The question comes to this: with the complete freedom in one’s mind, how is it possible to choose anything over the other? This speaks of a preference, a metric that sets direction in the previous homogeneity. Such metric has been proposed by schools of ethics, systems of value have been studied in metaphysics. Nietzsche, for example, advocates for the eradication of all notions of metaphysical value and the creation of individual values. But how is such creation possible? Mathematically directions comes from constraints, under every vector field of flow there is an underlying potential scalar field. In physics, under complete symmetry there is spontaneous broken symmetry that for example gives particles mass. To have complete freedom is having the complete symmetry, symmetry between what was thought of as good and bad, noble and evil. For society and history no longer acts as the scalar potential field dictating the flow of individual life.

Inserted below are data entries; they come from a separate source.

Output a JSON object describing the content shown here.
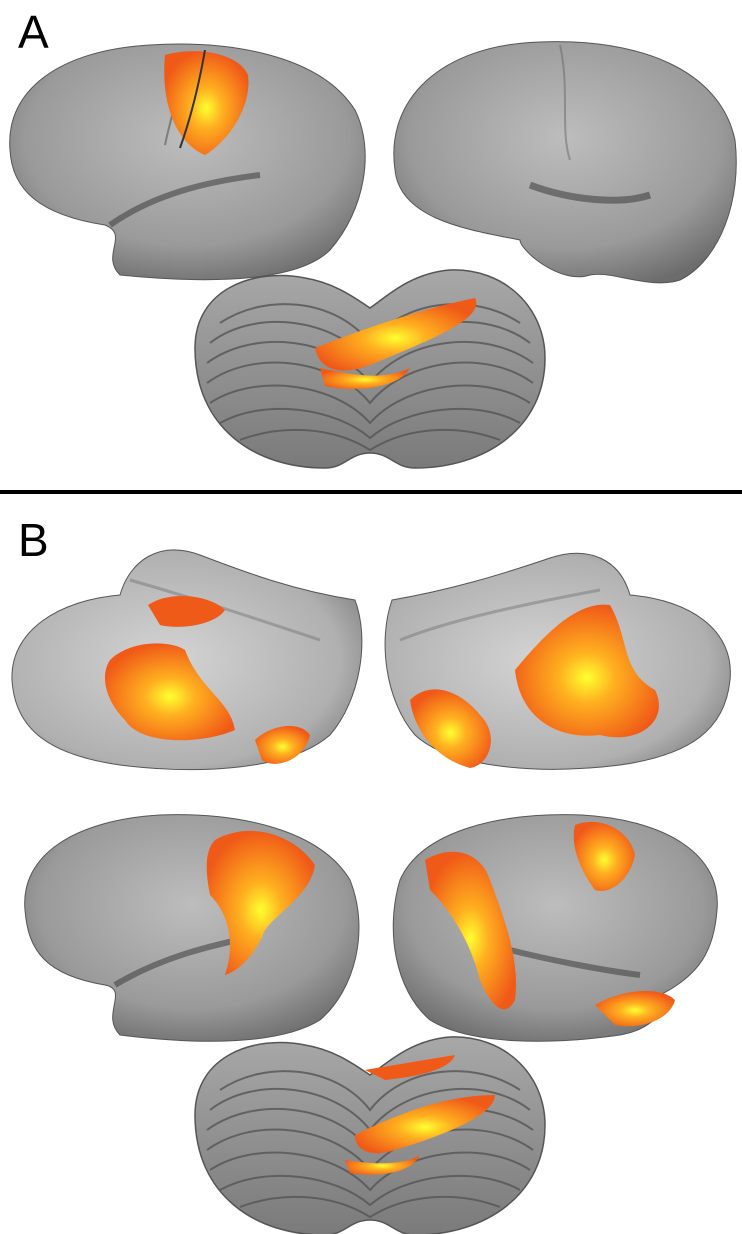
{
  "panels": [
    {
      "label": "A"
    },
    {
      "label": "B"
    }
  ]
}
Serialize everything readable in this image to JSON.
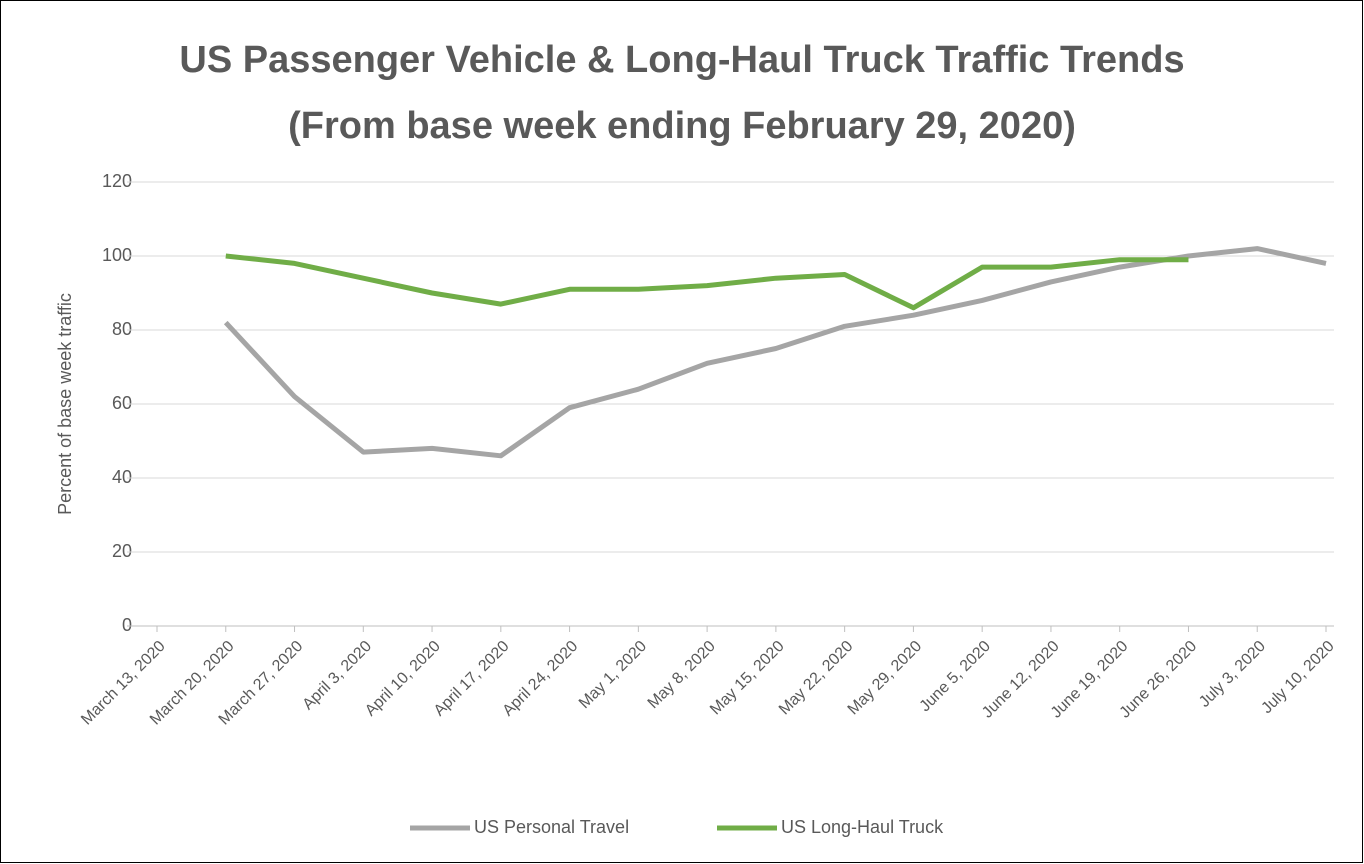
{
  "chart_data": {
    "type": "line",
    "title": "US Passenger Vehicle & Long-Haul Truck Traffic Trends",
    "subtitle": "(From base week ending February 29, 2020)",
    "ylabel": "Percent of base week traffic",
    "categories": [
      "March 13, 2020",
      "March 20, 2020",
      "March 27, 2020",
      "April 3, 2020",
      "April 10, 2020",
      "April 17, 2020",
      "April 24, 2020",
      "May 1, 2020",
      "May 8, 2020",
      "May 15, 2020",
      "May 22, 2020",
      "May 29, 2020",
      "June 5, 2020",
      "June 12, 2020",
      "June 19, 2020",
      "June 26, 2020",
      "July 3, 2020",
      "July 10, 2020"
    ],
    "series": [
      {
        "name": "US Personal Travel",
        "color": "#a5a5a5",
        "values": [
          null,
          82,
          62,
          47,
          48,
          46,
          59,
          64,
          71,
          75,
          81,
          84,
          88,
          93,
          97,
          100,
          102,
          98
        ]
      },
      {
        "name": "US Long-Haul Truck",
        "color": "#70ad47",
        "values": [
          null,
          100,
          98,
          94,
          90,
          87,
          91,
          91,
          92,
          94,
          95,
          86,
          97,
          97,
          99,
          99,
          null,
          null
        ]
      }
    ],
    "ylim": [
      0,
      120
    ],
    "yticks": [
      0,
      20,
      40,
      60,
      80,
      100,
      120
    ],
    "grid": true,
    "legend": "bottom"
  }
}
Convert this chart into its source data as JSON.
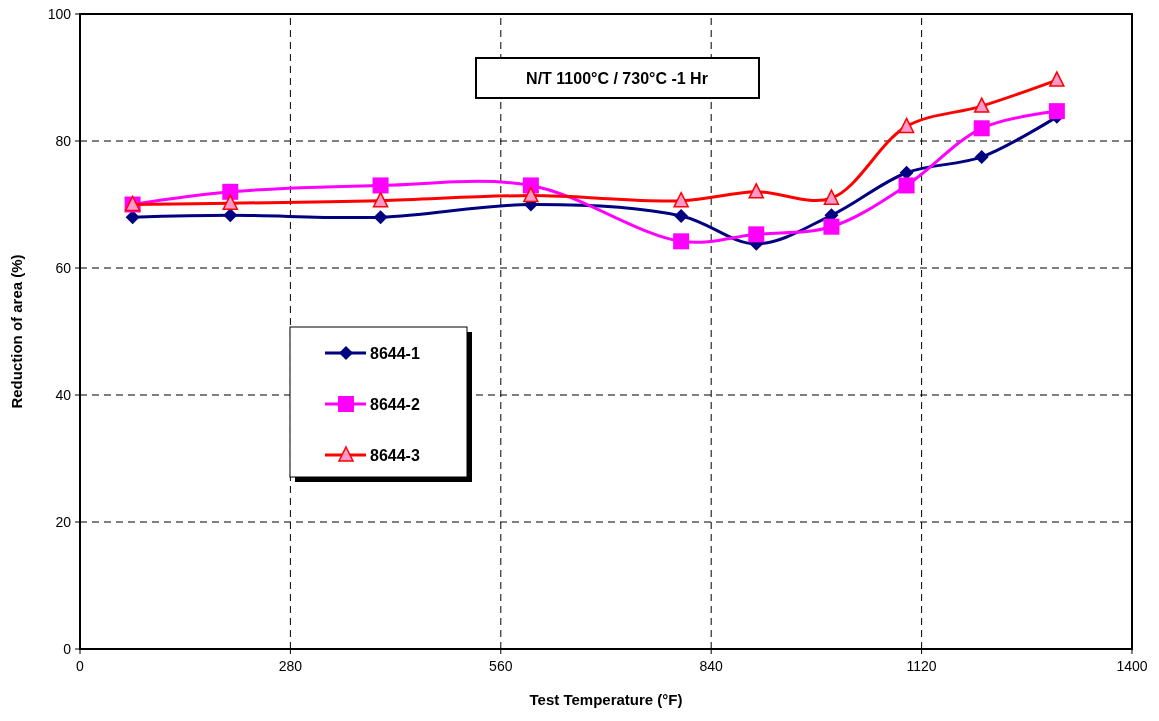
{
  "chart_data": {
    "type": "line",
    "xlabel": "Test Temperature (°F)",
    "ylabel": "Reduction of area (%)",
    "annotations": [
      "N/T 1100°C / 730°C -1 Hr"
    ],
    "x": [
      70,
      200,
      400,
      600,
      800,
      900,
      1000,
      1100,
      1200,
      1300
    ],
    "series": [
      {
        "name": "8644-1",
        "color": "#000080",
        "marker": "diamond",
        "values": [
          68,
          68.3,
          68,
          70,
          68.2,
          63.8,
          68.3,
          75,
          77.5,
          83.8
        ]
      },
      {
        "name": "8644-2",
        "color": "#ff00ff",
        "marker": "square",
        "values": [
          70,
          72,
          73,
          73,
          64.2,
          65.3,
          66.5,
          73,
          82,
          84.7
        ]
      },
      {
        "name": "8644-3",
        "color": "#ff0000",
        "marker": "triangle",
        "values": [
          70,
          70.2,
          70.6,
          71.4,
          70.6,
          72,
          71,
          82.3,
          85.5,
          89.6
        ]
      }
    ],
    "xlim": [
      0,
      1400
    ],
    "xticks": [
      0,
      280,
      560,
      840,
      1120,
      1400
    ],
    "ylim": [
      0,
      100
    ],
    "yticks": [
      0,
      20,
      40,
      60,
      80,
      100
    ],
    "grid": true,
    "legend": "left",
    "line_style": "solid"
  }
}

But the human sensory system isn’t completely symmetric, the body prefers comfort and adverse to pain. The presence of people we enjoy bring us joy and those who threaten us makes us stressed. This sounds like it could easily turn into the hedonistic theory of happiness where people live to maximize sensory pleasure. It is nonetheless a symmetry breaking factor, albeit there exists so many more. Through empathy people care for one another, and the symmetry breaking factors evolve chaotically that they are no longer linear in sensory pleasure.
Empathy, the stimulated feeling in oneself in response to the outward expression or knowledge of experience of others, is the key element that gives rise to human’s collective behavior and binary relationships. It also complicates the case of murder, an analysis for the future, simply because I want to write it down.